Spain's leader, Mariano Rajoy, has said he will not agree to harsh bailout terms for funds. That promise, coupled with Rajoy's elusiveness over whether Spain will seek a bailout, may send nervous shivers through Europe.
Spain's Prime Minister, Mariano Rajoy, on Monday ruled out European bailout conditions that dictate public spending reductions and entail pensions cuts in his country.
"I could not accept that they tell us which are the concrete policies in which we have to cut or not cut," Spain's new leader said in his first televised interview since coming to office in December.
If there is one area I won't touch it is pensions," he said. Rajoy referred to Spain's pensioners as the "defenseless" and pledged to maintain pensions in next year's budget.
"We are not going to touch VAT any more," the 57-year-old statesman also said. Rajoy had been compelled to increase the top rate by three percent to 21 percent as part of measures to tackle Spain's public deficit.
Uncertainty over Spain's bailout plans
Rajoy's comments are also likely to fuel concern that Spain will try and delay a bailout or avoid one altogether.

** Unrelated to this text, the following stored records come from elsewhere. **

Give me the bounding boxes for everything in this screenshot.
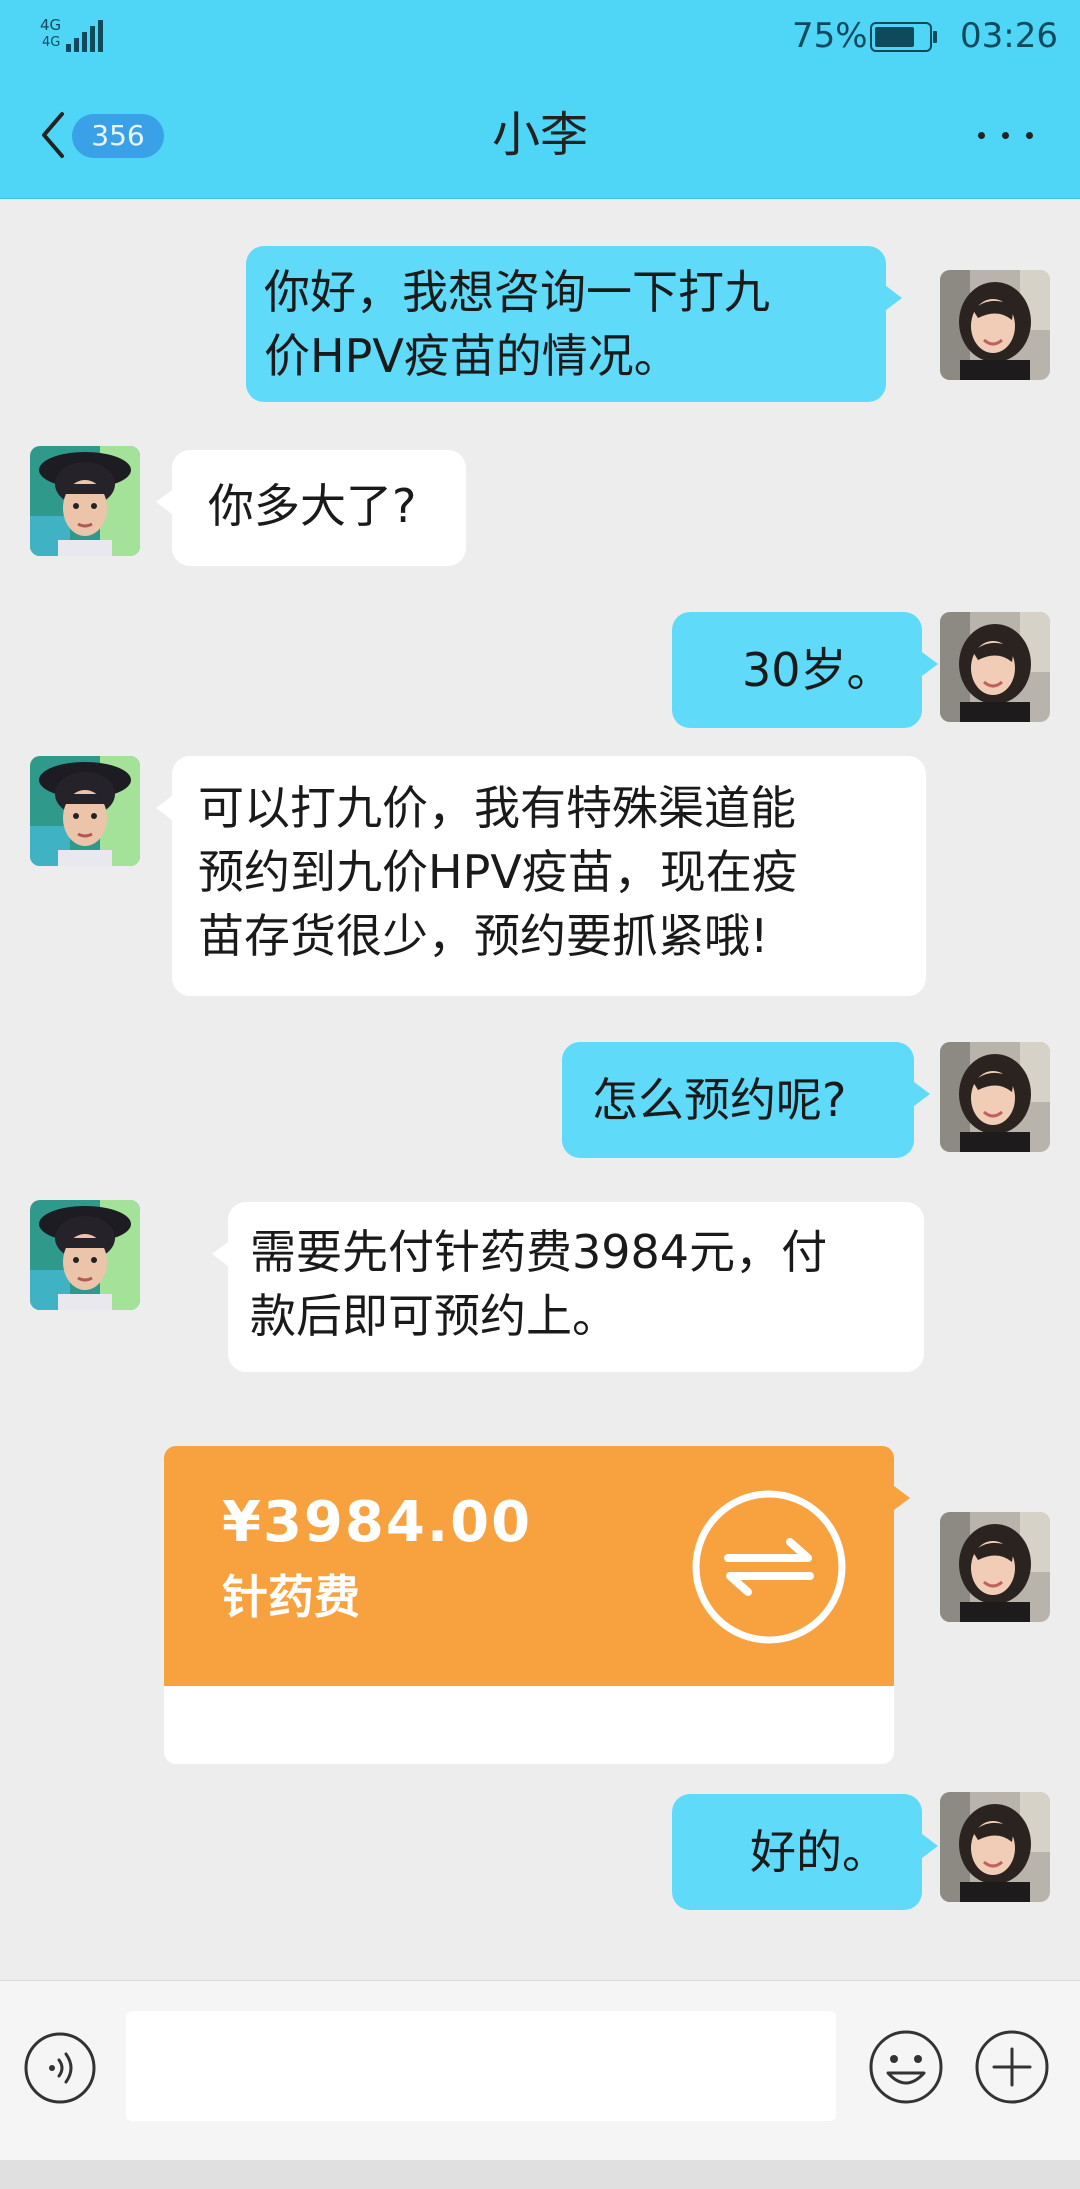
message-text: 苗存货很少，预约要抓紧哦! — [198, 909, 769, 963]
bubble-tail — [922, 652, 938, 676]
more-button[interactable] — [978, 120, 1034, 150]
message-bubble-sent[interactable]: 怎么预约呢? — [562, 1042, 930, 1158]
message-bubble-sent[interactable]: 你好，我想咨询一下打九 价HPV疫苗的情况。 — [246, 246, 902, 402]
message-text: 需要先付针药费3984元，付 — [250, 1225, 828, 1279]
voice-icon[interactable] — [22, 2030, 98, 2106]
signal-bars-icon — [66, 20, 103, 52]
message-text: 可以打九价，我有特殊渠道能 — [198, 781, 796, 835]
emoji-icon[interactable] — [866, 2027, 946, 2107]
avatar-contact[interactable] — [30, 756, 140, 866]
message-text: 怎么预约呢? — [592, 1073, 847, 1127]
transfer-card-header: ¥3984.00 针药费 — [164, 1446, 894, 1686]
bubble-tail — [914, 1082, 930, 1106]
clock: 03:26 — [960, 16, 1058, 56]
bubble-tail — [156, 490, 172, 514]
message-bubble-sent[interactable]: 30岁。 — [672, 612, 938, 728]
avatar-contact[interactable] — [30, 446, 140, 556]
message-bubble-received[interactable]: 可以打九价，我有特殊渠道能 预约到九价HPV疫苗，现在疫 苗存货很少，预约要抓紧… — [156, 756, 926, 996]
input-bar — [0, 1980, 1080, 2161]
network-type-secondary: 4G — [42, 35, 61, 50]
more-dots-icon — [978, 132, 985, 139]
battery-icon — [870, 22, 937, 52]
chat-header: 356 小李 — [0, 72, 1080, 199]
network-type: 4G — [40, 16, 62, 34]
message-bubble-received[interactable]: 你多大了? — [156, 450, 466, 566]
message-text: 价HPV疫苗的情况。 — [264, 329, 680, 383]
avatar-self[interactable] — [940, 1792, 1050, 1902]
message-bubble-received[interactable]: 需要先付针药费3984元，付 款后即可预约上。 — [212, 1202, 924, 1372]
bottom-strip — [0, 2160, 1080, 2189]
bubble-tail — [886, 286, 902, 310]
message-text: 预约到九价HPV疫苗，现在疫 — [198, 845, 798, 899]
bubble-tail — [894, 1486, 910, 1510]
bubble-tail — [922, 1834, 938, 1858]
avatar-self[interactable] — [940, 270, 1050, 380]
avatar-self[interactable] — [940, 612, 1050, 722]
message-text: 你多大了? — [208, 479, 417, 533]
avatar-contact[interactable] — [30, 1200, 140, 1310]
bubble-tail — [212, 1242, 228, 1266]
back-button[interactable]: 356 — [30, 98, 170, 172]
avatar-self[interactable] — [940, 1512, 1050, 1622]
transfer-arrows-icon — [692, 1490, 846, 1644]
plus-icon[interactable] — [972, 2027, 1052, 2107]
battery-percent: 75% — [792, 16, 868, 56]
message-bubble-sent[interactable]: 好的。 — [672, 1794, 938, 1910]
message-text: 好的。 — [750, 1825, 888, 1879]
avatar-self[interactable] — [940, 1042, 1050, 1152]
transfer-note: 针药费 — [222, 1570, 360, 1624]
signal-indicator: 4G 4G — [40, 16, 103, 54]
more-dot — [1002, 132, 1009, 139]
chat-title: 小李 — [491, 107, 588, 163]
message-input[interactable] — [126, 2011, 836, 2121]
transfer-card[interactable]: ¥3984.00 针药费 — [164, 1446, 910, 1764]
message-text: 款后即可预约上。 — [250, 1289, 618, 1343]
chevron-left-icon — [42, 112, 64, 158]
bubble-tail — [156, 796, 172, 820]
status-bar: 4G 4G 75% 03:26 — [0, 0, 1080, 72]
unread-count-badge: 356 — [72, 114, 164, 158]
message-text: 30岁。 — [742, 643, 893, 697]
transfer-card-footer — [164, 1686, 894, 1764]
transfer-amount: ¥3984.00 — [222, 1490, 533, 1555]
more-dot — [1026, 132, 1033, 139]
message-text: 你好，我想咨询一下打九 — [264, 265, 770, 319]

"I am absolutely convinced that everyone will be reasonable but I insist that we haven't taken a decision," he said, in reference to the question of whether Spain will seek a European bailout.
"We still have not taken any decision because I think what we have to do now is see if it is necessary, for the moment the risk premium has come down a lot and so financing is easier," Rajoy added
"We are studying the situation. We are going to see if it suits us or not, if it is necessary or not, but I will always do what is in the public interest," the prime minister also said
The Spanish leader's interview comes a week after the European Central Bank promised to buy up government bonds to reduce the borrowing rates of struggling countries. In return they want bailout funds to be able to set tough conditions to those who make use of such assistance.